Mutect2 MISSING Low Frequency key (TP53 and KRAS) mutations
Dear GATK Team,
We have noticed that Mutect2 ( 4.1.4.0) is missing some of the key (TP53 and KRAS) mutations from tumor-normal paired cfDNA somatic mutation calling. We have an analysis from another source where we know that these mutations are being picked up. On investigation, our raw data (aligned bams) shows that the reads are present but the bamout shows that these regions were not selected as active regions. Hence, mutations are not coming up.
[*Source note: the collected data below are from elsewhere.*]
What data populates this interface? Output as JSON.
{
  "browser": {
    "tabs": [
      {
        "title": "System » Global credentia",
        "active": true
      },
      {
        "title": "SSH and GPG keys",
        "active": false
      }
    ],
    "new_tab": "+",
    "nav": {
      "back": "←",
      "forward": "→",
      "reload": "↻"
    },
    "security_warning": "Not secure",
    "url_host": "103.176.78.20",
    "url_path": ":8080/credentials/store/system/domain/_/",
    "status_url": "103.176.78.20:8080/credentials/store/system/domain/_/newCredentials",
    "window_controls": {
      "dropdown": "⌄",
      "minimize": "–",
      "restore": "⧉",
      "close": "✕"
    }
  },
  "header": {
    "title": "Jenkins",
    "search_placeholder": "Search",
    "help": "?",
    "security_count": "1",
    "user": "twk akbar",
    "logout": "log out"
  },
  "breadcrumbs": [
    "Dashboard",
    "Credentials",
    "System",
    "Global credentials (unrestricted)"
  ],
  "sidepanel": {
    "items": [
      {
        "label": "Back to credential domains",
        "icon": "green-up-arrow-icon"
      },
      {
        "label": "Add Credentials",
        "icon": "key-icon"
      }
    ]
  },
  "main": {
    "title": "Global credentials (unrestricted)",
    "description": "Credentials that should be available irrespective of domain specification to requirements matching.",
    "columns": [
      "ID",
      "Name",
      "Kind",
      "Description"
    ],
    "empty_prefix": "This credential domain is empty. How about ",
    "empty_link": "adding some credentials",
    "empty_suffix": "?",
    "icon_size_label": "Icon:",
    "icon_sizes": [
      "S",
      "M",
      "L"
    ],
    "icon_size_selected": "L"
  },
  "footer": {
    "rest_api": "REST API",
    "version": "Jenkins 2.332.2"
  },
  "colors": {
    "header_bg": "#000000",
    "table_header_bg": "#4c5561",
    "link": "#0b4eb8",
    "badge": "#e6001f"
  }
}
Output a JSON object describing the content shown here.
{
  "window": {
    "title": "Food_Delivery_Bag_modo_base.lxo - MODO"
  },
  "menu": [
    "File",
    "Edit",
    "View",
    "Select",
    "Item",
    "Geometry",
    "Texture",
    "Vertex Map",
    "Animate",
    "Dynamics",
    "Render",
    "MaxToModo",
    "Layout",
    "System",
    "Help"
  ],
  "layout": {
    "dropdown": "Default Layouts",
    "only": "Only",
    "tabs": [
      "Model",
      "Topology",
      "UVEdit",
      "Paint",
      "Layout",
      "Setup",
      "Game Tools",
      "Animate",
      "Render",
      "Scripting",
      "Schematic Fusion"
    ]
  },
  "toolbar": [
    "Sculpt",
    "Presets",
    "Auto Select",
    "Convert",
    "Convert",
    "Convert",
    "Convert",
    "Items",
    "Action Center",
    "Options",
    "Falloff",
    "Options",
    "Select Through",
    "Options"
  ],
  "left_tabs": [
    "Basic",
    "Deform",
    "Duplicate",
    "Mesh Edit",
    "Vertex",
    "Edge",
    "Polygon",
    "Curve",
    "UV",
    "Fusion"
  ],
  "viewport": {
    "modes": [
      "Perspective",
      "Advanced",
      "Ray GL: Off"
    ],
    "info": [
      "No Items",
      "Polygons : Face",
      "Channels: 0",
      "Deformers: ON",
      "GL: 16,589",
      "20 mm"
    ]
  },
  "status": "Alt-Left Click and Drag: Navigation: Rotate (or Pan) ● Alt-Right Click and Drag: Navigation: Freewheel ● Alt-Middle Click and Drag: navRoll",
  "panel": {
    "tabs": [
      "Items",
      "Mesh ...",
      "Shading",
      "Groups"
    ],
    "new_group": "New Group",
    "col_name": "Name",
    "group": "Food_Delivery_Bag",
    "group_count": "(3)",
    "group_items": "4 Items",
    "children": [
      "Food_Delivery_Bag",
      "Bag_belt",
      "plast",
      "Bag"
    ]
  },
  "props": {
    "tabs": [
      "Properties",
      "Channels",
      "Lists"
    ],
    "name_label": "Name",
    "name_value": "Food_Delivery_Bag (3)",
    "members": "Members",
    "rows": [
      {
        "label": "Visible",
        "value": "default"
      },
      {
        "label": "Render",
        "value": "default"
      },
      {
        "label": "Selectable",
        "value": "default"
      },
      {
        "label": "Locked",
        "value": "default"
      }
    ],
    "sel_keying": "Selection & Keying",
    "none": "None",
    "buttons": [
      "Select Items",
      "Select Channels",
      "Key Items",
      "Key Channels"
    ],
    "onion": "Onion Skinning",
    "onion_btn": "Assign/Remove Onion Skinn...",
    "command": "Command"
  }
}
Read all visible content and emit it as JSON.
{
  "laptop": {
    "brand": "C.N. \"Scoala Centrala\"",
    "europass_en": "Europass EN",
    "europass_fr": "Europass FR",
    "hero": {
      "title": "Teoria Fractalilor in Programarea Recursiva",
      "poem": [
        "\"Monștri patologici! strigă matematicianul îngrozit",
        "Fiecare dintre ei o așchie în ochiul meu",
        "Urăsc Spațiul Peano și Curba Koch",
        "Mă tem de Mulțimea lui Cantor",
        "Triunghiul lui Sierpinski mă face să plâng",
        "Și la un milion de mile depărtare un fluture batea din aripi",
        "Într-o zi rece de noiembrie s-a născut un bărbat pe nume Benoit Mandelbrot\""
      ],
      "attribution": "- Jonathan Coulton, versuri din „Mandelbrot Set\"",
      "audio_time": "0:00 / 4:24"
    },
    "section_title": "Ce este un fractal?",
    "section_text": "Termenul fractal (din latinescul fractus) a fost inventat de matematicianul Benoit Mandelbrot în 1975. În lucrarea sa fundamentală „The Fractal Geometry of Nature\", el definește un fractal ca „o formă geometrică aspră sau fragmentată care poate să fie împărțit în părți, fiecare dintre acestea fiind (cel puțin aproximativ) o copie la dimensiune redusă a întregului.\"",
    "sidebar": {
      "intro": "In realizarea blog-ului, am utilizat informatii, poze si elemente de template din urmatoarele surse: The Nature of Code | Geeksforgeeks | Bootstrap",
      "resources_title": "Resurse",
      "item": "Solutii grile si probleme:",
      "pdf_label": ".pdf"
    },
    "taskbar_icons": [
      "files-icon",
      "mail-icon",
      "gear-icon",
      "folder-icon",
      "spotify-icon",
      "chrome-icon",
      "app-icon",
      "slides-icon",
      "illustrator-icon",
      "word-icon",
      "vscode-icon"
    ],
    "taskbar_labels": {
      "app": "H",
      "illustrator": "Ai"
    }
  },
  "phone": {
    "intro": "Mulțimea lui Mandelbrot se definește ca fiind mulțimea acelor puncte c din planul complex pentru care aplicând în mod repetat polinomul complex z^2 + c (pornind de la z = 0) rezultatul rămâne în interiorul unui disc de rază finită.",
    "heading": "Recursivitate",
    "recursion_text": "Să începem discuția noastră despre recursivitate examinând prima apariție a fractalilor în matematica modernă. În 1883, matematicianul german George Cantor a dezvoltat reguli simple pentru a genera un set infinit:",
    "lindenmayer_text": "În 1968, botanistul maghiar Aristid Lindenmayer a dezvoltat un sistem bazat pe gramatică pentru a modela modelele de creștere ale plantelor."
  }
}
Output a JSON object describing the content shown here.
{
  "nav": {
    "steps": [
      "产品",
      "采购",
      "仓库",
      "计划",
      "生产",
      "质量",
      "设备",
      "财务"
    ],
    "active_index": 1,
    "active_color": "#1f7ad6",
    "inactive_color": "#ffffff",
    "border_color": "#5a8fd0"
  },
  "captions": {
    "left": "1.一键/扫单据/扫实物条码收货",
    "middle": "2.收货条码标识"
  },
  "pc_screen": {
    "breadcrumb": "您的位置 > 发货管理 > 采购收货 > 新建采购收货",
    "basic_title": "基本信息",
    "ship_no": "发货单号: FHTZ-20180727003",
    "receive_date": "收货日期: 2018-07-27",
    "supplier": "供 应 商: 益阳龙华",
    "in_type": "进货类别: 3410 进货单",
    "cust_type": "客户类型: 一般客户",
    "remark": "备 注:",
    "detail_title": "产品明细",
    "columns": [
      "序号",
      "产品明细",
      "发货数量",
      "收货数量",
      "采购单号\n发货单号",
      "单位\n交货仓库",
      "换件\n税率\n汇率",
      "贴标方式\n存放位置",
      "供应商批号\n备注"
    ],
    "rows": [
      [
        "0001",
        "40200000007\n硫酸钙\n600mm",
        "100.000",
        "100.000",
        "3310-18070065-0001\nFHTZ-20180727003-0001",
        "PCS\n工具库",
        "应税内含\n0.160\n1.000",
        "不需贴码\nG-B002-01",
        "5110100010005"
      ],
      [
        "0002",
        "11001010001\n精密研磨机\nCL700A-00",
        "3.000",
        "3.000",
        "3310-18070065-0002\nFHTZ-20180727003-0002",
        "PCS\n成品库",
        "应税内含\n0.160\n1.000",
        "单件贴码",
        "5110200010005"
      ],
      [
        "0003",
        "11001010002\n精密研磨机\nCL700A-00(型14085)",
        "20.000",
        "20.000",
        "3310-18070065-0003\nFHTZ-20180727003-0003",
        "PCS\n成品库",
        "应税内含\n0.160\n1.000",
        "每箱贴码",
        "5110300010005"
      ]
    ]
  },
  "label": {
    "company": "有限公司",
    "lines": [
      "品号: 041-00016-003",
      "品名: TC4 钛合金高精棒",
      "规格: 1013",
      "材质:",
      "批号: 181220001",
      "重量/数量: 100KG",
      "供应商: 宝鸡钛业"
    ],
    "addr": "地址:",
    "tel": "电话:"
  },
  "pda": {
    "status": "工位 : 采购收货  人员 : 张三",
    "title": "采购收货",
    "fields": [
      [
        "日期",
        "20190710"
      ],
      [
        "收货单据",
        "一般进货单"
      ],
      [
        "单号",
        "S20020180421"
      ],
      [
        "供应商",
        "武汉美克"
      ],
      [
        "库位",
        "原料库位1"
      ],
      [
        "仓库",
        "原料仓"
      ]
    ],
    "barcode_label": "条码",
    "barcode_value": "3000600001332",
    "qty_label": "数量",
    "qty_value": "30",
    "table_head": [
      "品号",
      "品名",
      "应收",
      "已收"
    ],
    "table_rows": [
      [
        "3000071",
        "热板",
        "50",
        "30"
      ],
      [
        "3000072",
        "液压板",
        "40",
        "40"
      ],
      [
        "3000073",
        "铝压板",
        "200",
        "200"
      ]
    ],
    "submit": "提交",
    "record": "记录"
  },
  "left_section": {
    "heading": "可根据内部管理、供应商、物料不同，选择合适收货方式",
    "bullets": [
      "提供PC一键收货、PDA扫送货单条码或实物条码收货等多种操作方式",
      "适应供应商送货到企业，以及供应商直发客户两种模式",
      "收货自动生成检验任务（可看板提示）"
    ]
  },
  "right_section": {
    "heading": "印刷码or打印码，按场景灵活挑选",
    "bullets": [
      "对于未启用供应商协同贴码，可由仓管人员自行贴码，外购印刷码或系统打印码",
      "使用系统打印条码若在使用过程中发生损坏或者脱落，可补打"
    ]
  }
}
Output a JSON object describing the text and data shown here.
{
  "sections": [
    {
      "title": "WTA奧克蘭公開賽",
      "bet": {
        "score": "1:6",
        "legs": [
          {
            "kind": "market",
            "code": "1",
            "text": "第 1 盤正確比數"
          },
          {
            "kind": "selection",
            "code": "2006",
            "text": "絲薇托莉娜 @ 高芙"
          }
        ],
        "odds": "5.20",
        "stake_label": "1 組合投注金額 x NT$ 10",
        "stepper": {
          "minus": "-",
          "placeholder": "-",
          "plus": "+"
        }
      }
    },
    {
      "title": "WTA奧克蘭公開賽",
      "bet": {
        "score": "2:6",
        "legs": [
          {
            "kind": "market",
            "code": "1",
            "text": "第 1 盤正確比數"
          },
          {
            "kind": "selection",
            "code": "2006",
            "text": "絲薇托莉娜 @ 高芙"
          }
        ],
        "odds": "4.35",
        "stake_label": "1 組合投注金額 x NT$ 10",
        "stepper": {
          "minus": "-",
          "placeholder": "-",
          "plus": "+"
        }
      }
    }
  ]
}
We have a handful of examples as follows:
KRAS with 3% alternate bases: 40/1182 Alternate allele,
TP53 with 4% alternate bases: 21/556
TP53 with 3% alternate bases: 45/1310
We do have cases when similar mutations have been picked up with similar or even lower alternate counts. See the positive cases where these regions appear in the active regions at a very low frequency.
KRAS at 4%- 52/1166
ATM at 3% : 23/849
Both these types;
a) active regions not containing variants and,
b) active regions containing variants
have been run from the same pipeline. The mutect2 command is as follows:
Mutect2 \
-R \
-I \
-I \
-normal \
--germline-resource \
-L \
--f1r2-tar-gz \
-bamout \
--pairHMM AVX_LOGLESS_CACHING_OMP \
--native-pair-hmm-threads 16
I have tried tunning a few parameters including
--max-reads-per-alignment-start 0 \
--f1r2-median-mq 5 \
--minimum-mapping-quality 10 \
--min-base-quality-score 10 \
--active-probability-threshold 0.001 (or 0.003)\
--initial-tumor-lod 1.0 \
--dont-trim-active-regions true \
But none of these helped to pick up these mutations. However when I used the force active mode then I picked up these mutations on their respective frequency.
--force-active true
KRAS - coming in active region now
TP53 - coming in active region now
Though this helps to solve the problem, this does not seem an appropriate solution because of
a). Some cases are being picked up at similar frequency while others are not
b). Computational time with this mode on is 10-12 times more compared to when you rely on mutect2 intrinsic behavior to choose active regions based on variations.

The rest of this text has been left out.